In his recent Foreign Affairs article “America Must Prepare for a War Over Taiwan,” Elbridge Colby argues that the solution to sustaining stability in the Taiwan Strait is for the United States to greatly ramp up its defense spending in Asia in order to deter an otherwise likely Chinese attack on Taiwan and preserve peace in Asia.
Yet instead of preserving the peace, Colby’s approach would guarantee conflict, produce an open-ended U.S-China arms race, significantly increase the chance of further conflicts over Taiwan or other issues, and of course, destabilize the global economy.
Colby consistently fails to adopt any frame of analysis for the Taiwan issue other than a simplistic force-on-force approach. In doing so, he overestimates the capabilities of the Chinese military to take Taiwan and totally ignores the reality that even a militarily inferior Beijing will still employ force against the island if it believes that the United States were using its military might to back a clear bid by Taipei for independence.
As examined in my recent Quincy Institute study of U.S. threat inflation, the Chinese military has certainly greatly increased its capabilities relevant to Taiwan over the previous decades and poses an increasing threat.
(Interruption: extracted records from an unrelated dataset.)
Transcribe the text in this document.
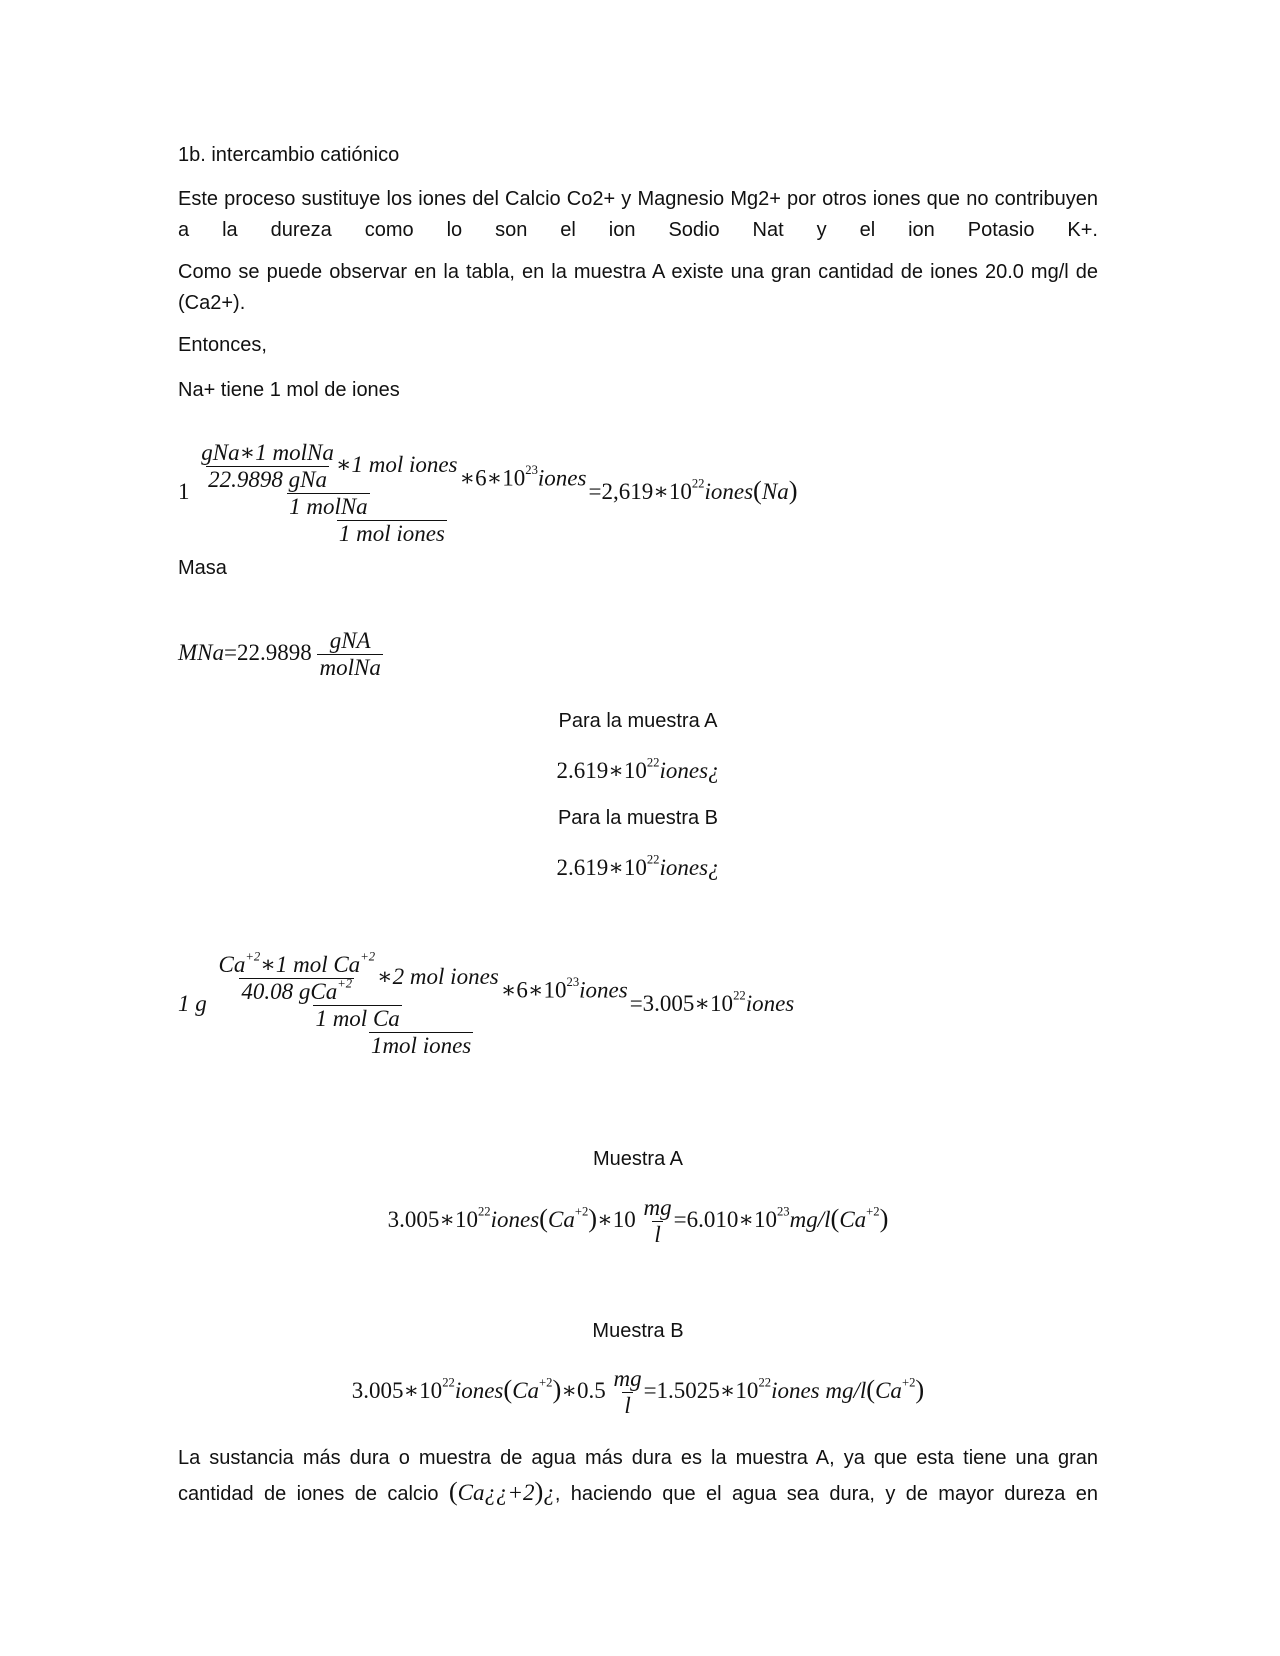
1b. intercambio catiónico

Este proceso sustituye los iones del Calcio Co2+ y Magnesio Mg2+ por otros iones que no contribuyen a la dureza como lo son el ion Sodio Nat y el ion Potasio K+.

Como se puede observar en la tabla, en la muestra A existe una gran cantidad de iones 20.0 mg/l de (Ca2+).

Entonces,

Na+ tiene 1 mol de iones

$1 \frac{\text{gNa∗1 molNa}}{\text{22.9898 gNa}}$ ∗1 mol iones
1 molNa
$∗6∗10^{23}iones$
1 mol iones
$=2,619∗10^{22}iones(Na)$

Masa

$MNa=22.9898 \frac{\text{gNA}}{\text{molNa}}$
Para la muestra A
$2.619∗10^{22}iones¿$
Para la muestra B
$2.619∗10^{22}iones¿$
1 g $\frac{Ca^{+2}∗1 mol Ca^{+2}}{40.08 gCa^{+2}}$ ∗2 mol iones
1 mol Ca
$∗6∗10^{23}iones$
1mol iones
$=3.005∗10^{22}iones$
Muestra A
$3.005∗10^{22}iones(Ca^{+2})∗10 \frac{mg}{l}$ $=6.010∗10^{23}mg/l(Ca^{+2})$
Muestra B
$3.005∗10^{22}iones(Ca^{+2})∗0.5 \frac{mg}{l}$ $=1.5025∗10^{22}iones$ $mg/l(Ca^{+2})$

La sustancia más dura o muestra de agua más dura es la muestra A, ya que esta tiene una gran

cantidad de iones de calcio (Ca¿¿+2)¿, haciendo que el agua sea dura, y de mayor dureza en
But it has not amassed anything approaching the level of superior force that would be required to confidently subdue Taiwan while deterring or defeating any U.S. intervention. The Chinese military still operates under a wide array of limitations in weapons, logistics, training, and experience that would make any full-scale resort to force a gigantic roll of the dice. Thus, continuing to sustain such a high risk for Beijing does not require a huge increase in U.S. defense spending, as Colby suggests.